From the viewpoint of crystallography, graphite belongs to lamellar materials and consists of identical staked planes (Fig. 1.). Carbon atoms within a single plane interact much stronger than with those from adjacent planes. That explains lamellar behavior of graphite. Each atom within a single plane has three nearest neighbours. Network of carbon atoms connected by shortest bonds looks like honeycomb. This two-dimensional and single-atom thick plane is called "graphene".
Fig. 1. Positional relationship between two identical graphene planes A and B.
Graphite structure can be described as an alternite succession of these planes ...ABABAB...
"Usual" graphite, especially natural one, exhibits quite imperfect structure due to plenty of defects and inclusions. A number of technologies are developed for preparation of perfect graphite samples to take advantage of its unique structure. Of these, pyrolysis of organic compounds is the most common and effective.
Some physical properties of graphite are listed below:
Density: 2,266 g/cm3
Thermal conductivities:
along C axis (0001): 8±2 Watt/mK
along surface plane: 1800±200 Watt/mK
HOPG terminated with graphene layer can serve as an ideal atomically flat surface to be used as a substrate or standard for SPM investigations (Fig. 2).
Fig. 2. Typical STM image of HOPG surface.
Corresponding fragment of graphene structure is superimposed.
To characterize perfectness of HOPG, "mosaic spread" term is used.
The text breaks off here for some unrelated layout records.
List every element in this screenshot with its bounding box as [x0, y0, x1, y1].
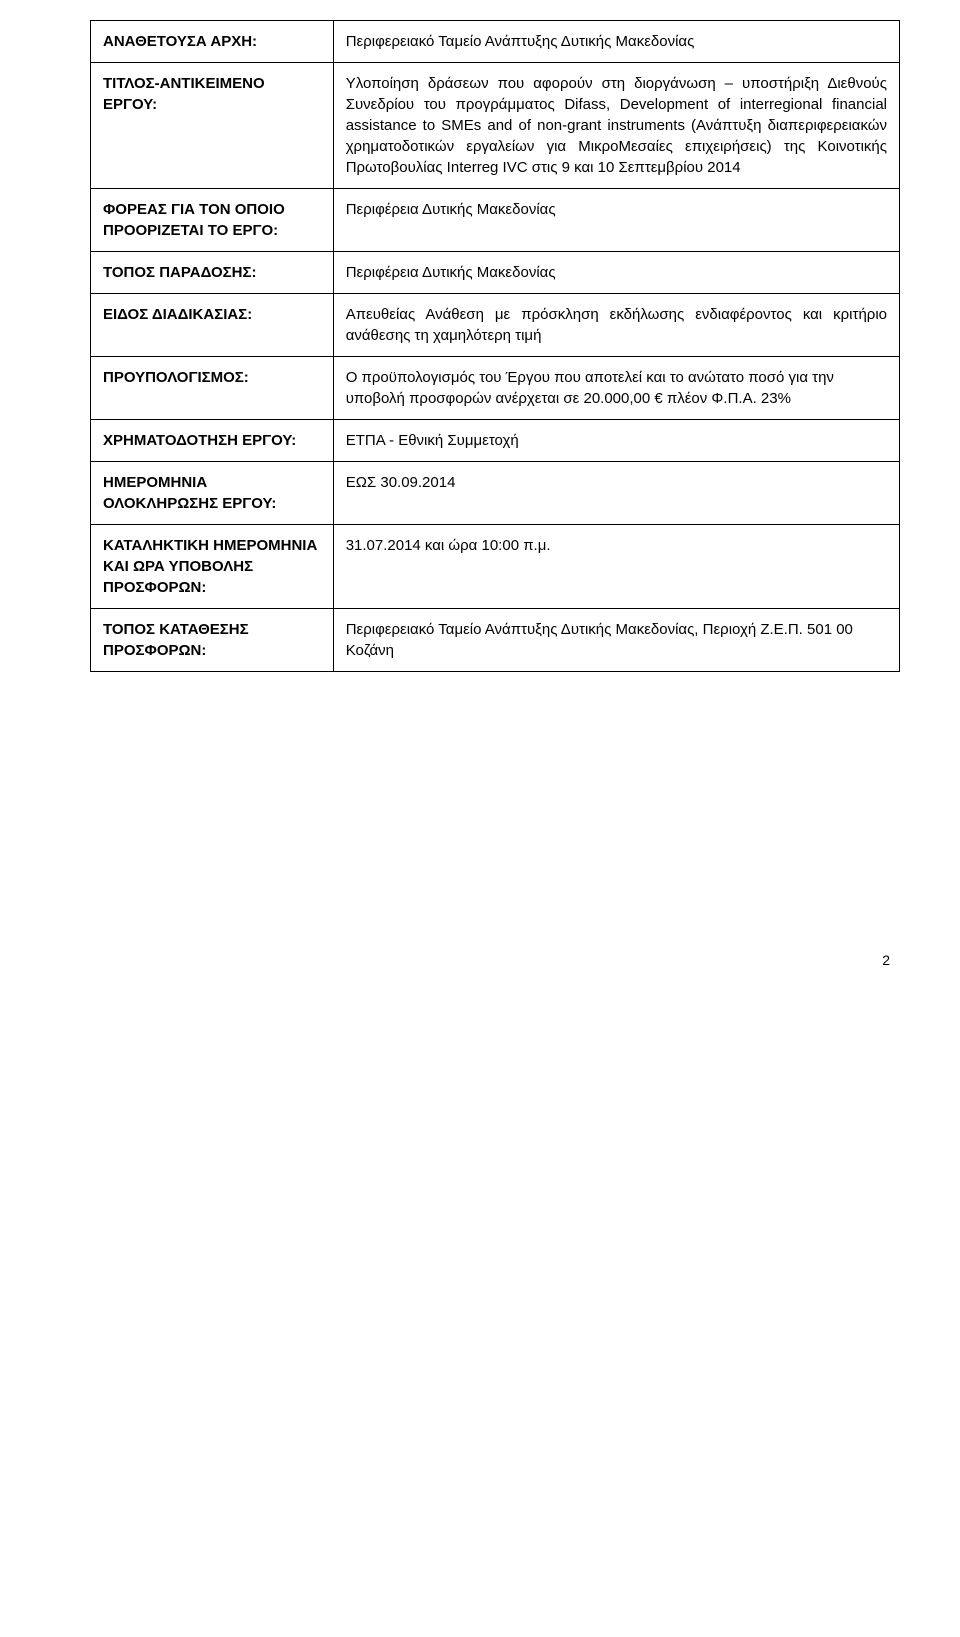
row-value: Απευθείας Ανάθεση με πρόσκληση εκδήλωσης… — [333, 294, 899, 357]
table-row: ΚΑΤΑΛΗΚΤΙΚΗ ΗΜΕΡΟΜΗΝΙΑ ΚΑΙ ΩΡΑ ΥΠΟΒΟΛΗΣ … — [91, 525, 900, 609]
row-label: ΤΙΤΛΟΣ-ΑΝΤΙΚΕΙΜΕΝΟ ΕΡΓΟΥ: — [91, 63, 334, 189]
table-row: ΤΙΤΛΟΣ-ΑΝΤΙΚΕΙΜΕΝΟ ΕΡΓΟΥ: Υλοποίηση δράσ… — [91, 63, 900, 189]
row-label: ΚΑΤΑΛΗΚΤΙΚΗ ΗΜΕΡΟΜΗΝΙΑ ΚΑΙ ΩΡΑ ΥΠΟΒΟΛΗΣ … — [91, 525, 334, 609]
row-value: Περιφερειακό Ταμείο Ανάπτυξης Δυτικής Μα… — [333, 609, 899, 672]
row-label: ΦΟΡΕΑΣ ΓΙΑ ΤΟΝ ΟΠΟΙΟ ΠΡΟΟΡΙΖΕΤΑΙ ΤΟ ΕΡΓΟ… — [91, 189, 334, 252]
table-row: ΠΡΟΥΠΟΛΟΓΙΣΜΟΣ: Ο προϋπολογισμός του Έργ… — [91, 357, 900, 420]
row-label: ΧΡΗΜΑΤΟΔΟΤΗΣΗ ΕΡΓΟΥ: — [91, 420, 334, 462]
row-value: Περιφέρεια Δυτικής Μακεδονίας — [333, 252, 899, 294]
table-row: ΕΙΔΟΣ ΔΙΑΔΙΚΑΣΙΑΣ: Απευθείας Ανάθεση με … — [91, 294, 900, 357]
table-row: ΦΟΡΕΑΣ ΓΙΑ ΤΟΝ ΟΠΟΙΟ ΠΡΟΟΡΙΖΕΤΑΙ ΤΟ ΕΡΓΟ… — [91, 189, 900, 252]
row-value: 31.07.2014 και ώρα 10:00 π.μ. — [333, 525, 899, 609]
table-row: ΤΟΠΟΣ ΠΑΡΑΔΟΣΗΣ: Περιφέρεια Δυτικής Μακε… — [91, 252, 900, 294]
table-row: ΑΝΑΘΕΤΟΥΣΑ ΑΡΧΗ: Περιφερειακό Ταμείο Ανά… — [91, 21, 900, 63]
row-value: Υλοποίηση δράσεων που αφορούν στη διοργά… — [333, 63, 899, 189]
row-value: Ο προϋπολογισμός του Έργου που αποτελεί … — [333, 357, 899, 420]
row-label: ΤΟΠΟΣ ΠΑΡΑΔΟΣΗΣ: — [91, 252, 334, 294]
table-body: ΑΝΑΘΕΤΟΥΣΑ ΑΡΧΗ: Περιφερειακό Ταμείο Ανά… — [91, 21, 900, 672]
row-label: ΠΡΟΥΠΟΛΟΓΙΣΜΟΣ: — [91, 357, 334, 420]
row-label: ΤΟΠΟΣ ΚΑΤΑΘΕΣΗΣ ΠΡΟΣΦΟΡΩΝ: — [91, 609, 334, 672]
document-info-table: ΑΝΑΘΕΤΟΥΣΑ ΑΡΧΗ: Περιφερειακό Ταμείο Ανά… — [90, 20, 900, 672]
table-row: ΧΡΗΜΑΤΟΔΟΤΗΣΗ ΕΡΓΟΥ: ΕΤΠΑ - Εθνική Συμμε… — [91, 420, 900, 462]
page-number: 2 — [90, 952, 900, 968]
row-value: Περιφερειακό Ταμείο Ανάπτυξης Δυτικής Μα… — [333, 21, 899, 63]
row-label: ΕΙΔΟΣ ΔΙΑΔΙΚΑΣΙΑΣ: — [91, 294, 334, 357]
row-value: ΕΤΠΑ - Εθνική Συμμετοχή — [333, 420, 899, 462]
table-row: ΤΟΠΟΣ ΚΑΤΑΘΕΣΗΣ ΠΡΟΣΦΟΡΩΝ: Περιφερειακό … — [91, 609, 900, 672]
row-value: Περιφέρεια Δυτικής Μακεδονίας — [333, 189, 899, 252]
row-label: ΗΜΕΡΟΜΗΝΙΑ ΟΛΟΚΛΗΡΩΣΗΣ ΕΡΓΟΥ: — [91, 462, 334, 525]
row-label: ΑΝΑΘΕΤΟΥΣΑ ΑΡΧΗ: — [91, 21, 334, 63]
row-value: ΕΩΣ 30.09.2014 — [333, 462, 899, 525]
table-row: ΗΜΕΡΟΜΗΝΙΑ ΟΛΟΚΛΗΡΩΣΗΣ ΕΡΓΟΥ: ΕΩΣ 30.09.… — [91, 462, 900, 525]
The term originates from X-ray crystallography. Actually, HOPG specimens are polycrystals. Each bulk polycrystal looks like mosaic of microscopic monocrystal grains slightly disoriented with respect to each other. This disordering is responsible for diffracted peak width: the more disordering, the wider the peak. Therefore, perfectness of HOPG can be easily related to a full width of the Cu-Ka radiation peak at half maximum (FWHM) measured in degrees.
There are several grades of HOPG. We use notations developed by Advanced Ceramics Corporation, the leading company in HOPG production.
ZYA Grades: 0.4°±0.1° Mosaic Spread. This is the most perfect HOPG, lateral grain size is typically up to about 10 µm.
Thus, it is the best "cleavable" material exhibiting the smoothest surface that is needed for crucial SPM measurements.ZYB Grades: 0.8°±0.2° Mosaic Spread. Slightly less highly ordered. The lateral grain size is up to 1 µm.
ZYH Grades: 3.5°±1.5° Mosaic Spread. It has a grain size in the range of 30-40 nm.